Published online Feb 26, 2016. doi: 10.4331/wjbc.v7.i1.44
Peer-review started: May 28, 2015
First decision: August 4, 2015
Revised: October 2, 2015
Accepted: November 23, 2015
Article in press: November 25, 2015
Published online: February 26, 2016
The renal handling of Na+ balance is a major determinant of the blood pressure (BP) level. The inability of the kidney to excrete the daily load of Na+ represents the primary cause of chronic hypertension. Among the different segments that constitute the nephron, those present in the distal part (i.e., the cortical thick ascending limb, the distal convoluted tubule, the connecting and collecting tubules) play a central role in the fine-tuning of renal Na+ excretion and are the target of many different regulatory processes that modulate Na+ retention more or less efficiently. G-protein coupled receptors (GPCRs) are crucially involved in this regulation and could represent efficient pharmacological targets to control BP levels. In this review, we describe both classical and novel GPCR-dependent regulatory systems that have been shown to modulate renal Na+ absorption in the distal nephron. In addition to the multiplicity of the GPCR that regulate Na+ excretion, this review also highlights the complexity of these different pathways, and the connections between them.

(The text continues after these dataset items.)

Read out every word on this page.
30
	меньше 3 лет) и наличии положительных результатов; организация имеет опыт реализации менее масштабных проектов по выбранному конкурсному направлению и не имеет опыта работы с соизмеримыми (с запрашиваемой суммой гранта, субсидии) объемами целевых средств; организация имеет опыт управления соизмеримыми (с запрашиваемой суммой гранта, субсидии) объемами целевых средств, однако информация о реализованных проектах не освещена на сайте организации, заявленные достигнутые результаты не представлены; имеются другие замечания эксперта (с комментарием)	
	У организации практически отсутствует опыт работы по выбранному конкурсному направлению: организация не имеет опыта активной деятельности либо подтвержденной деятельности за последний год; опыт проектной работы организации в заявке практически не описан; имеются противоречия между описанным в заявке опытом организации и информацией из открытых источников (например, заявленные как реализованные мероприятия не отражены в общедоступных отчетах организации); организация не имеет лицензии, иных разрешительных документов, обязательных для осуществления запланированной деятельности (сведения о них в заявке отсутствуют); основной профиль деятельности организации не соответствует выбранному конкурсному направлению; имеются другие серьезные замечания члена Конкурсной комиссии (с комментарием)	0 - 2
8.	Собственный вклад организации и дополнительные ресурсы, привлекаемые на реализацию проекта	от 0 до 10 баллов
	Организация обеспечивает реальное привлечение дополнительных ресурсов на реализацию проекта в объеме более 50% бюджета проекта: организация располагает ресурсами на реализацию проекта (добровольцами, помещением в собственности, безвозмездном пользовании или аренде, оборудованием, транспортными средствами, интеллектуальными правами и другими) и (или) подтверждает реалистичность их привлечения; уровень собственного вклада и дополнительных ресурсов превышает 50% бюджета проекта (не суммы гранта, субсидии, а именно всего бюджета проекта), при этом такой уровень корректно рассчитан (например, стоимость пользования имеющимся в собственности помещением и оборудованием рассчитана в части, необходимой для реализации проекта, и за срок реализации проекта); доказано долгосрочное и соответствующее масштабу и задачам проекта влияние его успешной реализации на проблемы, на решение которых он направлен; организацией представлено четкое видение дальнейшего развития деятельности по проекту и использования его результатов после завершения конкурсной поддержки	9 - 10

Core tip: The maintenance of the blood pressure depends partly on the ability of the organism to match the daily intake and excretion of Na+. The kidney, which is the main organ involved in Na+ excretion, is the target of multiple regulatory pathways that contribute to the fine-tuning of secretion/reabsorption processes occurring all along the nephron. In this review we described “classical” and “novel” G-protein coupled receptor (GPCR)-mediated pathways that impact trans-epithelial Na+ transport in the distal nephron. This detailed inventory of the GPCR-mediated pathways that affect renal Na+ handling gives a broad overview of the complexity of this integrated system.